3.
Over the years, Bitcoin has seen numerous proposals advocating that an increase is needed in order to reduce fees, process more transactions per second and allow Bitcoin to scale to compete with mainstream payments technologies.
On May 4, 2015, Gavin Andresen published an article titled “Why increasing the max block size is urgent,” further escalating the perceived gravity of the block size debate, despite the average BTC block then being only 30-40% full. Andresen warned:
“If the number of transactions waiting gets large enough, the end result will be an over-saturated network, busy doing nothing productive. I don’t think that is likely — it is more likely people just stop using Bitcoin because transaction confirmation becomes increasingly unreliable.”
Later that month, Andresen asserted that he would shift his work toward alternative client Bitcoin XT should the community fail to reach consensus regarding the implementation of a block size increase. The 0.10 version of Bitcoin XT had been launched during December 2014 by Bitcoin Core developer and prominent critic of the 1 MB block limit Mike Hearn.

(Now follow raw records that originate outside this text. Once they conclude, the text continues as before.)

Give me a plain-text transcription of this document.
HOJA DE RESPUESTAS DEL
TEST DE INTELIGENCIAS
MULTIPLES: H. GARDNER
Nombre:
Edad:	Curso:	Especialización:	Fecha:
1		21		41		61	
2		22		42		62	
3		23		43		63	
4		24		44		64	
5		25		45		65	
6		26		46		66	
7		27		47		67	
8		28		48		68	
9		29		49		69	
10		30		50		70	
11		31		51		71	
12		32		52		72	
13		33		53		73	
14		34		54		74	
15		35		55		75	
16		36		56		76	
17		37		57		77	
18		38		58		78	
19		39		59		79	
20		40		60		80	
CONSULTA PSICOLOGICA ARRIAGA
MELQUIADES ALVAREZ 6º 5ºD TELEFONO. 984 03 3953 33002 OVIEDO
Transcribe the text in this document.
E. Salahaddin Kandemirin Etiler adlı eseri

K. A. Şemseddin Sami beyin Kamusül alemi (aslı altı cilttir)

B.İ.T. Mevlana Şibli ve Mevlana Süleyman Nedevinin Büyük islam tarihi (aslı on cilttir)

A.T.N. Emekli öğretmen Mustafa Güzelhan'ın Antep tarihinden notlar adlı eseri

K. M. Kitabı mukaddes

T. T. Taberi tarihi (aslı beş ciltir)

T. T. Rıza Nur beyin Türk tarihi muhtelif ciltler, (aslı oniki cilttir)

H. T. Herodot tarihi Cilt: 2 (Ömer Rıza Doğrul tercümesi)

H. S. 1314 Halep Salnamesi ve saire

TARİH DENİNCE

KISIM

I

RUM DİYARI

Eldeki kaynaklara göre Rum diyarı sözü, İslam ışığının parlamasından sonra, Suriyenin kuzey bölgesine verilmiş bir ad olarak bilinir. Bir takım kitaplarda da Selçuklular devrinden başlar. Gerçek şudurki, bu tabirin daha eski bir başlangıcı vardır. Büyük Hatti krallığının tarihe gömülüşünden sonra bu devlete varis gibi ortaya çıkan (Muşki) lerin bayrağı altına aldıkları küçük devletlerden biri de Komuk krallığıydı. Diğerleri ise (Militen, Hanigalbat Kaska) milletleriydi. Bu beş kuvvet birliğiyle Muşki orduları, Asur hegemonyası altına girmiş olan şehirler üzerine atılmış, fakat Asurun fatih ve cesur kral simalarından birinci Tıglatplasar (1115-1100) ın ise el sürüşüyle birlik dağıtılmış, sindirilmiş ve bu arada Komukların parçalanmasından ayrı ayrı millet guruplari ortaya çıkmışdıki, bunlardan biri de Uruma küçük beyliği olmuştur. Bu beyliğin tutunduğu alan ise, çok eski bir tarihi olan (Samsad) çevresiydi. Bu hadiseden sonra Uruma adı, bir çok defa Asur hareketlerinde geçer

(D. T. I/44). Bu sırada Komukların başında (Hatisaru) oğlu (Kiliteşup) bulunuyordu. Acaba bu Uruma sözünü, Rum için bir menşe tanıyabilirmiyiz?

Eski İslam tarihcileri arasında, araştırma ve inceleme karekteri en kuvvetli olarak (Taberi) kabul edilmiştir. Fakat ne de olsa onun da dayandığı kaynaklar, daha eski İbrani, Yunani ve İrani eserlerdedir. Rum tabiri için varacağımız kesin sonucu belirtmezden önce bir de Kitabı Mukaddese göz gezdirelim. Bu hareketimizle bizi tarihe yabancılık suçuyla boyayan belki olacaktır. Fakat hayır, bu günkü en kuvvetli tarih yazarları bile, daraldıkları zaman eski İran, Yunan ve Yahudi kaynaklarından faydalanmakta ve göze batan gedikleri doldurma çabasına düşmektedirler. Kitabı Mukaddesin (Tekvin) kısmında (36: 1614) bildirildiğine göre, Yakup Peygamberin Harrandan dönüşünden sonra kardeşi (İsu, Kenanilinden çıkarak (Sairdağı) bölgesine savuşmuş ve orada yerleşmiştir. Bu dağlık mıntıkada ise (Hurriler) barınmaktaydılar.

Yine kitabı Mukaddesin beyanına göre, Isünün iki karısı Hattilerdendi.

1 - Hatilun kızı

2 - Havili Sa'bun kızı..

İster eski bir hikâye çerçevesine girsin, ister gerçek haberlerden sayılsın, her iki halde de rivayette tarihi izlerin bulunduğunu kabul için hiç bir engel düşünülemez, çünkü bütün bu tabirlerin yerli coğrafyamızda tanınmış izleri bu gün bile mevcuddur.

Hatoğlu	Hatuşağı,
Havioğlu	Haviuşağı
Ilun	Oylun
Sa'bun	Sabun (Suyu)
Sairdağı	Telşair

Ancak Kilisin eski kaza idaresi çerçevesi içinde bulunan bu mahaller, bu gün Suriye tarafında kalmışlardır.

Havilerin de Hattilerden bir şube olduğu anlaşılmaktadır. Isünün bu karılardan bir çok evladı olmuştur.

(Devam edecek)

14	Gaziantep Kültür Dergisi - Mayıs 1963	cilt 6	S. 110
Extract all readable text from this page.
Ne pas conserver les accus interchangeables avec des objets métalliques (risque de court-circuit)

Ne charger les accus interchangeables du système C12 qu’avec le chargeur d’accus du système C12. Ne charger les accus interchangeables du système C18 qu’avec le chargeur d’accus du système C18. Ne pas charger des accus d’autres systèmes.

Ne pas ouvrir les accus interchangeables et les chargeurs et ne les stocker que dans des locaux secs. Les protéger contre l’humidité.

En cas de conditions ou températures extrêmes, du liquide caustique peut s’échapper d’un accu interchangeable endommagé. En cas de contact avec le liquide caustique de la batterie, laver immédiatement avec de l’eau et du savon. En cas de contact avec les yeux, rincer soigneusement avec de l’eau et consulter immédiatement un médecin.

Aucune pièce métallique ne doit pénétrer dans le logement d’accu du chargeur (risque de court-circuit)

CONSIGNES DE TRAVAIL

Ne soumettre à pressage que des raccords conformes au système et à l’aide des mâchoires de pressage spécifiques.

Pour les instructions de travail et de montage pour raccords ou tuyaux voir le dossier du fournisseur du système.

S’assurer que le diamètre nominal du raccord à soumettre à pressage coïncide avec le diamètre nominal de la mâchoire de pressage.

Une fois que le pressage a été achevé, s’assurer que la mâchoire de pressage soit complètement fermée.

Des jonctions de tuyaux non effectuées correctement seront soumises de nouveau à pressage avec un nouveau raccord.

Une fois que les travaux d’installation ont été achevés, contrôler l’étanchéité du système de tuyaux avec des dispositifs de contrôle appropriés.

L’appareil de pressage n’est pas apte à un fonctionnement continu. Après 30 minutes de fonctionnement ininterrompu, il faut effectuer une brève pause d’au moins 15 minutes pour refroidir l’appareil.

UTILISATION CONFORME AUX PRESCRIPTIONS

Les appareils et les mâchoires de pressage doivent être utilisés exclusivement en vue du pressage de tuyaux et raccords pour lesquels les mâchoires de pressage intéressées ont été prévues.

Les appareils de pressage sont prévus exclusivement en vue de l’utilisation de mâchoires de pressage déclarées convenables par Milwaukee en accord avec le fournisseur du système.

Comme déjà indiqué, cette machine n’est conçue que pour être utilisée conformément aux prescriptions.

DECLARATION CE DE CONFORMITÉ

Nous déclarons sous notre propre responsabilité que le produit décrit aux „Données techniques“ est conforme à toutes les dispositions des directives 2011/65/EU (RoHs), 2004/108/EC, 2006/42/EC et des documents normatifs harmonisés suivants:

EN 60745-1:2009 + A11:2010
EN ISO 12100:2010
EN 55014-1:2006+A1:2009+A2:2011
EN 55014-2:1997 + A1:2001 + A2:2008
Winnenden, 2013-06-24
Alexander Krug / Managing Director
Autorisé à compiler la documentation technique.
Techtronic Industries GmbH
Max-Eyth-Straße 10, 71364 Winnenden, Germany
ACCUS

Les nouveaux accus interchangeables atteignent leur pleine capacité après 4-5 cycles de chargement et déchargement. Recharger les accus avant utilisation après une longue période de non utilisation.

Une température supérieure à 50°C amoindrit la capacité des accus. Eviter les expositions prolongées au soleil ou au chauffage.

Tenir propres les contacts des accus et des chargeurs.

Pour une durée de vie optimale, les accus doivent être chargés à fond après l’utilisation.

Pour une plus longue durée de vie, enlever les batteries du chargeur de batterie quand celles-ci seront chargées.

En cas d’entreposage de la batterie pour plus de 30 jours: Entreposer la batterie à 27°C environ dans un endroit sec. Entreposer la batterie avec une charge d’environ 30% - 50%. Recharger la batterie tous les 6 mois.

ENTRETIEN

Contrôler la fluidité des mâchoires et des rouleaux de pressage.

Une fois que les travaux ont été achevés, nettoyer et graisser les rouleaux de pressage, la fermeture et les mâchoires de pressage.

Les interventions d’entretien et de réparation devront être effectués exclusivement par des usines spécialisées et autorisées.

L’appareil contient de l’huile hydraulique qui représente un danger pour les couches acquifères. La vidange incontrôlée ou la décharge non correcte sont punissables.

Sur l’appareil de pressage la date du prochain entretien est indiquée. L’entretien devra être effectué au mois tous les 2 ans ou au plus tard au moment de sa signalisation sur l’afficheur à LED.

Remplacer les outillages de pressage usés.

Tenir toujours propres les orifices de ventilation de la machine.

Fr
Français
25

On June 4, 2015, Andresen advocated that the miners and node operators should be able to autonomously decide the size of blocks, arguing that the community should either maintain the limit and “see how high transactions fees must rise until miners realize they’re ‘leaving money on the table’ and raise the -blockmaxsie themselves” or alternatively “replace the limit with a ‘go along with the crowd’ rule that means any miner that doesn’t care will create blocks that neither increase nor decrease the average block size.”
On June 12, 2015, a statement requesting the introduction 8 MB blocks that had been signed by major Chinese mining pools F2pool, BTCChina, Antpool, Huobi and BW surfaced online, indicating transnational demand for larger blocks.
On June 22, 2015, Andresen published Bitcoin Improvement Proposal (BIP) 101, which advocated “replacing the fixed one-megabyte maximum block size with a maximum size that grows over time at a predictable rate.”